Hosts Julie Hands and Ian Wells at the Bloody Big Barbecue last weekend.
Hosts Julie Hands and Ian Wells at the Bloody Big Barbecue last weekend. Georgia Simpson

The bloody big barbecue raises money for charity

IT WAS a bloody big barbecue, and it raised over a thousand dollars for a cancer charity.

Tucked away in the mangroves in Lethebrook is a property called Heathrow and owners Julie Hands and Ian Wells hosted a barbecue last weekend to raise money for the Prostate Cancer Foundation of Australia.

The barbecues are run by the Bush Flyers Down Under and are occurring across the country throughout March.

"It's as much about raising awareness as it is money, as blokes hate talking about it," Ms Hands told the Whitsunday Coast Guardian.

Ms Hands said 12 local pilots flew in for the fundraiser, 40 cars from the Whitsunday Restoration Club and the Mackay Car Club, eight motorbikes, a penny farthing and a unicycle were present.

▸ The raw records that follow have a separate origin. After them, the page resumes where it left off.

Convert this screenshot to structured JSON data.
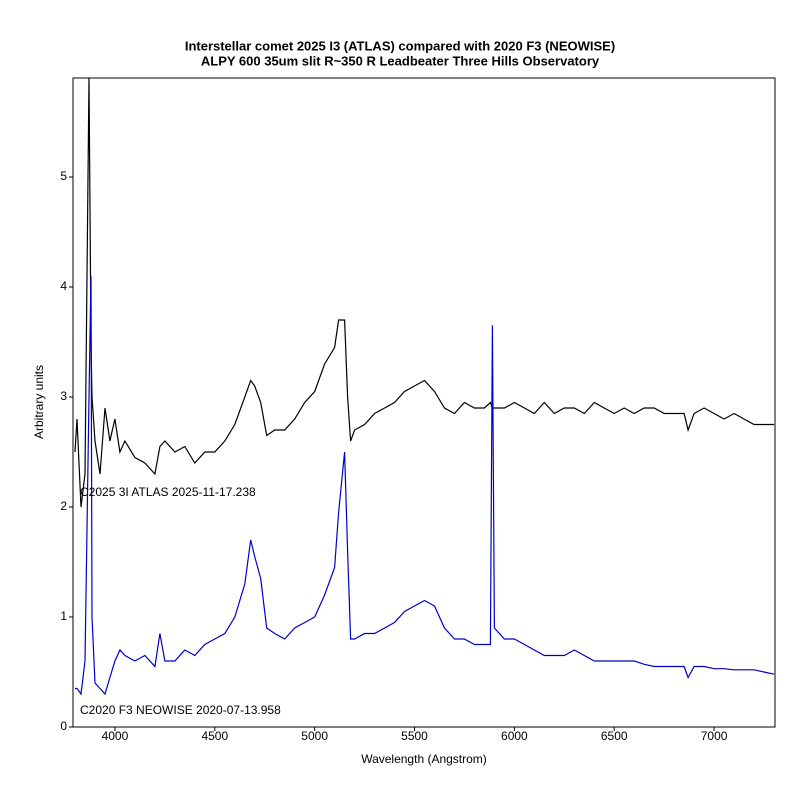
{
  "chart_data": {
    "type": "line",
    "title": "Interstellar comet 2025 I3 (ATLAS) compared with 2020 F3 (NEOWISE)",
    "subtitle": "ALPY 600  35um slit R~350  R Leadbeater  Three Hills Observatory",
    "x_label": "Wavelength (Angstrom)",
    "y_label": "Arbitrary units",
    "xlim": [
      3790,
      7305
    ],
    "ylim": [
      0,
      5.9
    ],
    "xticks": [
      4000,
      4500,
      5000,
      5500,
      6000,
      6500,
      7000
    ],
    "yticks": [
      0,
      1,
      2,
      3,
      4,
      5
    ],
    "x": [
      3800,
      3810,
      3830,
      3850,
      3870,
      3880,
      3885,
      3900,
      3925,
      3950,
      3975,
      4000,
      4025,
      4050,
      4100,
      4150,
      4200,
      4225,
      4250,
      4300,
      4350,
      4400,
      4450,
      4500,
      4550,
      4600,
      4650,
      4680,
      4700,
      4730,
      4760,
      4800,
      4850,
      4900,
      4950,
      5000,
      5050,
      5100,
      5120,
      5150,
      5165,
      5180,
      5200,
      5250,
      5300,
      5350,
      5400,
      5450,
      5500,
      5550,
      5600,
      5650,
      5700,
      5750,
      5800,
      5850,
      5880,
      5890,
      5900,
      5950,
      6000,
      6050,
      6100,
      6150,
      6200,
      6250,
      6300,
      6350,
      6400,
      6450,
      6500,
      6550,
      6600,
      6650,
      6700,
      6750,
      6800,
      6850,
      6870,
      6900,
      6950,
      7000,
      7050,
      7100,
      7150,
      7200,
      7250,
      7300
    ],
    "series": [
      {
        "name": "C2025 3I ATLAS  2025-11-17.238",
        "color": "#000000",
        "values": [
          2.5,
          2.8,
          2.0,
          2.3,
          5.9,
          3.5,
          3.0,
          2.6,
          2.3,
          2.9,
          2.6,
          2.8,
          2.5,
          2.6,
          2.45,
          2.4,
          2.3,
          2.55,
          2.6,
          2.5,
          2.55,
          2.4,
          2.5,
          2.5,
          2.6,
          2.75,
          3.0,
          3.15,
          3.1,
          2.95,
          2.65,
          2.7,
          2.7,
          2.8,
          2.95,
          3.05,
          3.3,
          3.45,
          3.7,
          3.7,
          3.0,
          2.6,
          2.7,
          2.75,
          2.85,
          2.9,
          2.95,
          3.05,
          3.1,
          3.15,
          3.05,
          2.9,
          2.85,
          2.95,
          2.9,
          2.9,
          2.95,
          2.9,
          2.9,
          2.9,
          2.95,
          2.9,
          2.85,
          2.95,
          2.85,
          2.9,
          2.9,
          2.85,
          2.95,
          2.9,
          2.85,
          2.9,
          2.85,
          2.9,
          2.9,
          2.85,
          2.85,
          2.85,
          2.7,
          2.85,
          2.9,
          2.85,
          2.8,
          2.85,
          2.8,
          2.75,
          2.75,
          2.75
        ]
      },
      {
        "name": "C2020 F3 NEOWISE  2020-07-13.958",
        "color": "#0000cc",
        "values": [
          0.35,
          0.35,
          0.3,
          0.6,
          3.0,
          4.1,
          1.0,
          0.4,
          0.35,
          0.3,
          0.45,
          0.6,
          0.7,
          0.65,
          0.6,
          0.65,
          0.55,
          0.85,
          0.6,
          0.6,
          0.7,
          0.65,
          0.75,
          0.8,
          0.85,
          1.0,
          1.3,
          1.7,
          1.55,
          1.35,
          0.9,
          0.85,
          0.8,
          0.9,
          0.95,
          1.0,
          1.2,
          1.45,
          1.95,
          2.5,
          1.6,
          0.8,
          0.8,
          0.85,
          0.85,
          0.9,
          0.95,
          1.05,
          1.1,
          1.15,
          1.1,
          0.9,
          0.8,
          0.8,
          0.75,
          0.75,
          0.75,
          3.65,
          0.9,
          0.8,
          0.8,
          0.75,
          0.7,
          0.65,
          0.65,
          0.65,
          0.7,
          0.65,
          0.6,
          0.6,
          0.6,
          0.6,
          0.6,
          0.57,
          0.55,
          0.55,
          0.55,
          0.55,
          0.45,
          0.55,
          0.55,
          0.53,
          0.53,
          0.52,
          0.52,
          0.52,
          0.5,
          0.48
        ]
      }
    ]
  }
}
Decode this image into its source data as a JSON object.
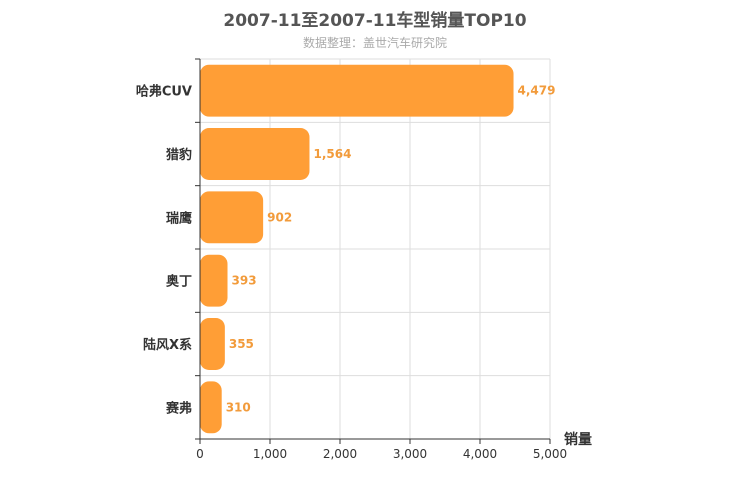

"I had bought 130 plates and I had three left at the end of the day," she said.

Attendees paid a $10 entry fee, which provided them with a good old fashioned Aussie feed of a snag in fluffy white bread, topped with onion.

The day was kept simple, as the focus was on squeezing as much money as possible into the donation tin, and at the end of the day $1923 was counted up.

Ms Hands said with all the vehicles and planes, it was quite the spectacle, almost an impromptu mini car show.

Bush Flyers Down under has about 3000 members globally, but Ms Hands said there were about 500 that reside in Australia.

Members mostly fly out of farm trips in regional and country towns, as their licences don't permit them to fly into major airports.

"Quite frankly we prefer to stay out in the country anyway," she said.

Ms Hands said the colours and shapes she had witnessed while flying were incredible.

"You can see where rivers have previously flowed and the contours around the earth are visible in way that many people get to see," she said. "We do live in an absolutely beautiful place."